Título: Ranger de dentes
Autor: Tereza Cruvinel
Fonte: O Globo, 24/11/2004, O Páis, p. 2

Começa agora o presidente Lula a enfrentar as reações do PT à redução de sua hegemonia no governo, que virá com a ampliação do espaço dos aliados. Os petistas reagem à permanência do ministro Aldo Rebelo (PCdoB) na Coordenação Política e ensaiaram pressões sobre a política econômica, que foram prontamente repelidas pelo presidente Lula na noite de segunda-feira.

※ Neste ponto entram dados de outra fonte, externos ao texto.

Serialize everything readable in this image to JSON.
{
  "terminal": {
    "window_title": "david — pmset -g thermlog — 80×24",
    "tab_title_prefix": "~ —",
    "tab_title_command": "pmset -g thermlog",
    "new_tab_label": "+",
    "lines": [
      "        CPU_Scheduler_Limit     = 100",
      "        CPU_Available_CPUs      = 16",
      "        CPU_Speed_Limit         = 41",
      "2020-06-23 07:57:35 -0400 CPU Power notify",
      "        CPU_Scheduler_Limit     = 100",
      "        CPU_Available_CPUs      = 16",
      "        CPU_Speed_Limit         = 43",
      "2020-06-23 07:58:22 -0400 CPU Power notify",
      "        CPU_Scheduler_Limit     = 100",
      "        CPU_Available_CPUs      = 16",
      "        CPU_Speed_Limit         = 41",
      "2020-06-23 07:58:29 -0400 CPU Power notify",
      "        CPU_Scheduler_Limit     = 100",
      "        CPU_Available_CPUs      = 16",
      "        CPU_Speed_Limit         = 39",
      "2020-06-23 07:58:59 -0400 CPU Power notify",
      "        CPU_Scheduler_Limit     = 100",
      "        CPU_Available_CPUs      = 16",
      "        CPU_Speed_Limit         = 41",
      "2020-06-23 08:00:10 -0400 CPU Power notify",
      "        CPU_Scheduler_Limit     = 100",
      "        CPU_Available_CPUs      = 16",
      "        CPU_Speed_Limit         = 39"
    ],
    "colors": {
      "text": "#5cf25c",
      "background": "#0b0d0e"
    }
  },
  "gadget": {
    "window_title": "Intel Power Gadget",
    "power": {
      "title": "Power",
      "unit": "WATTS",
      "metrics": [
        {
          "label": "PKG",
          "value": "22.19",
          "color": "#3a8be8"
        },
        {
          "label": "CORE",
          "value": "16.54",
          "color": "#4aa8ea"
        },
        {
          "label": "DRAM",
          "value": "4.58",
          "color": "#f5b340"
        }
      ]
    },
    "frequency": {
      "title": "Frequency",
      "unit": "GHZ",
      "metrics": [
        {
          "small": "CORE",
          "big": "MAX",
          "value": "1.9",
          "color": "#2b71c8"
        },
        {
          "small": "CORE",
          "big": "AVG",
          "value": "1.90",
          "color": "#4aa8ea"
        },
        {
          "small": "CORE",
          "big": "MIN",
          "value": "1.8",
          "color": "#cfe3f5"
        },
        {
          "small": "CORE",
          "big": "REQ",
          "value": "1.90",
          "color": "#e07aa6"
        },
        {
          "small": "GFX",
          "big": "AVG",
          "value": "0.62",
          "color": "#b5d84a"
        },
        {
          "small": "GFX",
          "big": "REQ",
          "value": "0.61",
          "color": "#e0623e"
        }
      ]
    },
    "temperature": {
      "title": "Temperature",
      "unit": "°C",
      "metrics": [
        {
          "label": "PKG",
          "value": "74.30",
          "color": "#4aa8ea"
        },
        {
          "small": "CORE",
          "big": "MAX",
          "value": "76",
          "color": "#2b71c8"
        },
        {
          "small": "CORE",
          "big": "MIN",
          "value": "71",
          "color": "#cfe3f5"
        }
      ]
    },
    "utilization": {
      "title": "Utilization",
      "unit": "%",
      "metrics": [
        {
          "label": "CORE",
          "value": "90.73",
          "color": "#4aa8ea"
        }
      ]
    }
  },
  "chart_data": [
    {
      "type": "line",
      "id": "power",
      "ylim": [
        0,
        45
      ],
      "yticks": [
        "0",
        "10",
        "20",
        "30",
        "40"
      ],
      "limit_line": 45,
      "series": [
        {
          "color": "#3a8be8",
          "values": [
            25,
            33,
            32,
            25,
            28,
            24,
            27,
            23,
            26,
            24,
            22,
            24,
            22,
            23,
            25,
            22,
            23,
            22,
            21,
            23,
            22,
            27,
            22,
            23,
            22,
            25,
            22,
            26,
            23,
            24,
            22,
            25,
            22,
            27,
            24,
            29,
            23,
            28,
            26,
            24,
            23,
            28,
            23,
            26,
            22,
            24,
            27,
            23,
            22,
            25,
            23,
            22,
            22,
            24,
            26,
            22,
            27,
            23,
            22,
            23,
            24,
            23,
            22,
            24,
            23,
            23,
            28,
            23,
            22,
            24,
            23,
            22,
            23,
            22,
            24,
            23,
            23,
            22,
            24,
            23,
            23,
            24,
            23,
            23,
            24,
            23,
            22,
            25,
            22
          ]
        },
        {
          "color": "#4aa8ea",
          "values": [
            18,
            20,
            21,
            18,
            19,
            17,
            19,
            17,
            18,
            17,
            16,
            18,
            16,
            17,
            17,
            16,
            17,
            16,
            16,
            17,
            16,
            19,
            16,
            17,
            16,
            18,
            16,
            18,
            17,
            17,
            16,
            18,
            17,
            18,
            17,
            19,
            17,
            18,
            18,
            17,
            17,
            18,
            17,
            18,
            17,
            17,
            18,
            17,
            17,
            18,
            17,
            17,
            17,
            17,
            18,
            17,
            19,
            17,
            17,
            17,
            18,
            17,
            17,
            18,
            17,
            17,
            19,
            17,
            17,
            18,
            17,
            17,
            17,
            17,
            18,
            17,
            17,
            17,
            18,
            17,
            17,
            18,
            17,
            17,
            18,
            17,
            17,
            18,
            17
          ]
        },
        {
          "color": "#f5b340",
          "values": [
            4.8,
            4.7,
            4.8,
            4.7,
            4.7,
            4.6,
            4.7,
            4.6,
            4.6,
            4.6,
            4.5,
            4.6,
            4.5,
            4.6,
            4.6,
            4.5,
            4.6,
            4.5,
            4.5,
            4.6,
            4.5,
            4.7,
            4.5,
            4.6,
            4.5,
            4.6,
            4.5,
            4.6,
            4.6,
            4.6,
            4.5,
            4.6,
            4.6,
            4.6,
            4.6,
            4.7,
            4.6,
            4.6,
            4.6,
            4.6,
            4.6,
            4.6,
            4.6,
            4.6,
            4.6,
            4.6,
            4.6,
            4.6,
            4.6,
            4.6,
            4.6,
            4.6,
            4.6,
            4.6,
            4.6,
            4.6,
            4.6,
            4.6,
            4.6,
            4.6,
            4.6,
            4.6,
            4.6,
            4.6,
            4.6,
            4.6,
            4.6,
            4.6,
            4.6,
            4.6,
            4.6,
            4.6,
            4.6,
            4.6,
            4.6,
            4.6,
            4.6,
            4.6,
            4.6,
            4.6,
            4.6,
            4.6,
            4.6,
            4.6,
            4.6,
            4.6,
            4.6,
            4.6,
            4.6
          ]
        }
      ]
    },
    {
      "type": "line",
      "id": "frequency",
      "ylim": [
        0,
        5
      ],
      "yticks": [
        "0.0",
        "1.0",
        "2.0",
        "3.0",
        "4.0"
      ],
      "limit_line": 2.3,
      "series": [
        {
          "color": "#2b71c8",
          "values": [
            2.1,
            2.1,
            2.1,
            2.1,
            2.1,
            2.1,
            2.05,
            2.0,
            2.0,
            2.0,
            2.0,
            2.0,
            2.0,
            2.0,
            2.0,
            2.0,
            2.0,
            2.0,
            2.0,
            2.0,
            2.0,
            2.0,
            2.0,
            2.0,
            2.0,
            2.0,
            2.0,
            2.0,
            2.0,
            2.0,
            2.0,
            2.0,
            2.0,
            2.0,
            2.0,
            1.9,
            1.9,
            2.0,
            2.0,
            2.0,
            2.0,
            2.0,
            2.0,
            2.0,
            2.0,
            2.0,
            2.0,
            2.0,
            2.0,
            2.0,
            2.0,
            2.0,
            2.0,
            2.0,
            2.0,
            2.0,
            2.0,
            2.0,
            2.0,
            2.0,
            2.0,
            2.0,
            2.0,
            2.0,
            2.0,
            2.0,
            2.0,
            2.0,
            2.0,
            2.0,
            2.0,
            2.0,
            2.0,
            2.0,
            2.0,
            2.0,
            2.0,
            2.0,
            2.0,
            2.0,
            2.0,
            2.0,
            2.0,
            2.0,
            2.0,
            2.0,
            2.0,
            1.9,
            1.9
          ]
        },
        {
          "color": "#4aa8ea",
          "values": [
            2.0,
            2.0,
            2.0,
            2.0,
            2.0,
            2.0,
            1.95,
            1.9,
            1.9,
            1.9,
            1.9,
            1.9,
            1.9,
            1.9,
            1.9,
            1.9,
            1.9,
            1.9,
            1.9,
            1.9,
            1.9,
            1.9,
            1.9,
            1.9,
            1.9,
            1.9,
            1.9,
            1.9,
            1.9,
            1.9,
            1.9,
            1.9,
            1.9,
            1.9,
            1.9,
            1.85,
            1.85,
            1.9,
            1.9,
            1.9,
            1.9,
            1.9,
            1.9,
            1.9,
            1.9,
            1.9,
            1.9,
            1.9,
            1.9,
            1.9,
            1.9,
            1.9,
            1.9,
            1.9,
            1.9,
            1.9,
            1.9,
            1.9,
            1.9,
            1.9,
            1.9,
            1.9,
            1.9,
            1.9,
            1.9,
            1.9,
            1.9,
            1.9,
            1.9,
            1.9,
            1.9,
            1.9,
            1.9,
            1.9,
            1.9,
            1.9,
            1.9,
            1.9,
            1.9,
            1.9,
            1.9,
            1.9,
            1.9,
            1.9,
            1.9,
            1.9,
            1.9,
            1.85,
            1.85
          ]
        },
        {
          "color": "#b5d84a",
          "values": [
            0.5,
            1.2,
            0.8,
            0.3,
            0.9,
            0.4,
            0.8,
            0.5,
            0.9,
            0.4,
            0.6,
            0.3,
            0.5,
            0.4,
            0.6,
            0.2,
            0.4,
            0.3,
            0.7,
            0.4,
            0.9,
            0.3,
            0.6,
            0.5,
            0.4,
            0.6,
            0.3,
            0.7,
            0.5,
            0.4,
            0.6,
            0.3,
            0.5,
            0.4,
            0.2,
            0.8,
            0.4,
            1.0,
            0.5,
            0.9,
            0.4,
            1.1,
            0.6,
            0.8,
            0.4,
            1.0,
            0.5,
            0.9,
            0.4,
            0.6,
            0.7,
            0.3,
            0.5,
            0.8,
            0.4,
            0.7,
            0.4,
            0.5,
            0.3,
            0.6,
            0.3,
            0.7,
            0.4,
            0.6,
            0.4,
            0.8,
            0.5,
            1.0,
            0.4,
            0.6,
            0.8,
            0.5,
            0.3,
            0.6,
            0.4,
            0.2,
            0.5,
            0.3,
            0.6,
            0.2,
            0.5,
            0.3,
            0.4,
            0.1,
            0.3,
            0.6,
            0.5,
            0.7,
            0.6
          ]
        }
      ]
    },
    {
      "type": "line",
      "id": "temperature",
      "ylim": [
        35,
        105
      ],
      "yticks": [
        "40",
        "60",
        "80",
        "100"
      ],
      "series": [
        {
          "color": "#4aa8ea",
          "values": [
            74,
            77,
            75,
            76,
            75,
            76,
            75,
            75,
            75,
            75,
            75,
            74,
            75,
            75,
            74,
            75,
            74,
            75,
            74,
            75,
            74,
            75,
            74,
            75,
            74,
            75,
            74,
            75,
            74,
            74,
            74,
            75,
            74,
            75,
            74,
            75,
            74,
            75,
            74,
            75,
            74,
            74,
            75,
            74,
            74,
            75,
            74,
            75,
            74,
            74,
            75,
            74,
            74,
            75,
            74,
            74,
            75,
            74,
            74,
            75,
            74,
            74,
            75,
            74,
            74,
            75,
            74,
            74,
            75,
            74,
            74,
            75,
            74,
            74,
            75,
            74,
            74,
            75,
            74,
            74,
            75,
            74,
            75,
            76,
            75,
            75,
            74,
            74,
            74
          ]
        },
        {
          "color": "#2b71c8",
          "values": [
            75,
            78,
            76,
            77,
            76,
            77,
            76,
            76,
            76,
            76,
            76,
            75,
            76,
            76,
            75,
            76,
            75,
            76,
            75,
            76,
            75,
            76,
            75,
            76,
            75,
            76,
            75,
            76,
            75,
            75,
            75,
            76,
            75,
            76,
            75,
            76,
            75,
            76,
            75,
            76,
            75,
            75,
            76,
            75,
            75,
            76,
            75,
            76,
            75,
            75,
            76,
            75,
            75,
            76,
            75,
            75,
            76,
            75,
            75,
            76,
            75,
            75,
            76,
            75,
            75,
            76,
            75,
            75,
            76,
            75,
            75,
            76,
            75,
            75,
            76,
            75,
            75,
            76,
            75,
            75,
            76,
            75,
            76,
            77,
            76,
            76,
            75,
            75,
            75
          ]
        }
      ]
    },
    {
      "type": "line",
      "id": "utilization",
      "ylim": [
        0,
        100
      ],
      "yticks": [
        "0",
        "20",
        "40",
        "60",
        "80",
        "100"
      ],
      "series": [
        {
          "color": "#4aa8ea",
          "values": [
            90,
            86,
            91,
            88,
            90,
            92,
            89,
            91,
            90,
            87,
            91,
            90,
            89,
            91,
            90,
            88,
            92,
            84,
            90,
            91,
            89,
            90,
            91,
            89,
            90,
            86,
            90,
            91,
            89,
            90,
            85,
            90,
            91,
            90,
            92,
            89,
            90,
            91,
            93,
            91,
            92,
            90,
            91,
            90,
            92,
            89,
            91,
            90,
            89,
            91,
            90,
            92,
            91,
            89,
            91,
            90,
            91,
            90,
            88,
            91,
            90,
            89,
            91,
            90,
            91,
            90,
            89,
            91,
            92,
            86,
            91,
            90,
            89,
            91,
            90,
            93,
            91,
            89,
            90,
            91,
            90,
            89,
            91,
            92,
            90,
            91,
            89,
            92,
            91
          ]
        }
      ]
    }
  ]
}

A política é esta mesma, está dando resultados, temos que persistir e melhorar a eficiência do governo, foi mais ou menos o que disse Lula. Já a disputa pela Coordenação Política é surda, porém, intensa. Não se trata exatamente de um cargo, mas da disputa pela orientação política do governo daqui para a frente Na sexta-feira, Lula teve uma conversa com Dirceu, conforme já registrado aqui, informando-o de que não pretende mexer na estrutura palaciana. Ou seja, Aldo na Coordenação Política e ele na Casa Civil, dedicado exclusivamente ao gerenciamento administrativo. Dirceu não gostou, não contestou e tem dito com ênfase que está fora da articulação política por desejo do presidente. Mais do que ele, o PT é que não se conforma com a presença de Aldo na atual posição, sobretudo depois da ampliação do governo.

Na reunião do diretório nacional do PT, no fim de semana, o ministro Tarso Genro expressou muito claramente os dois objetivos que agora devem perseguir: a reconquista da Coordenação Política e a exigência de concessões à equipe econômica, que permitam a produção de resultados, pelo governo, no ano crucial de 2005.

São reações à decisão de Lula de fazer agora um governo de coalizão, tese que sempre teve em Aldo um defensor. Mas foi a realidade política pós-eleitoral que impôs esta opção, também defendida pelo líder Mercadante e pelo presidente do partido, Genoino. Ontem mesmo uma rebelião da oposição, ameaçando obstruir todas as votações, confirmou o acerto da decisão de Lula, de ampliar o governo para garantir a governabilidade.

Até aqui, a orientação política do governo foi dada por Dirceu, tendo como principais aliados João Paulo e José Sarney. Eles acabam de perder também a disputa pela aprovação da emenda da reeleição das Mesas, que daria mais um mandato aos dois últimos. É provável que Lula vá administrando as pressões por mudança no comando político até fevereiro, quando haverá a eleição dos novos dirigentes do Congresso. Então, dependendo do que acontecer, poderá ou não fazer mudanças.

Na reunião de segunda-feira à noite com ministros e executivos do PT, o governo não deu espaço para as críticas à política econômica. Ouviu impertinências mas disse duras verdades. As pressões, entretanto, continuam, agora dirigidas para a escolha do nome que ocupará o Ministério do Planejamento. Exige o PT que seja alguém com nítido perfil desenvolvimentista, capaz de funcionar como contraponto à Fazenda. Ninguém melhor que Ciro Gomes, dizem eles. Mas o próprio Ciro, que não teria sido ouvido nem sondado, vem dizendo a amigos que esta seria uma má solução. Por tudo que ele pensa e diz da política econômica (não na rua mas dentro do governo), sua escolha seria um sinal de ambigüidade muito ruim. Este é um problema mais imediato, já estando decidido que o PMDB terá um ministério mais musculoso (possivelmente Cidades) e o PP terá uma pasta (possivelmente Esportes).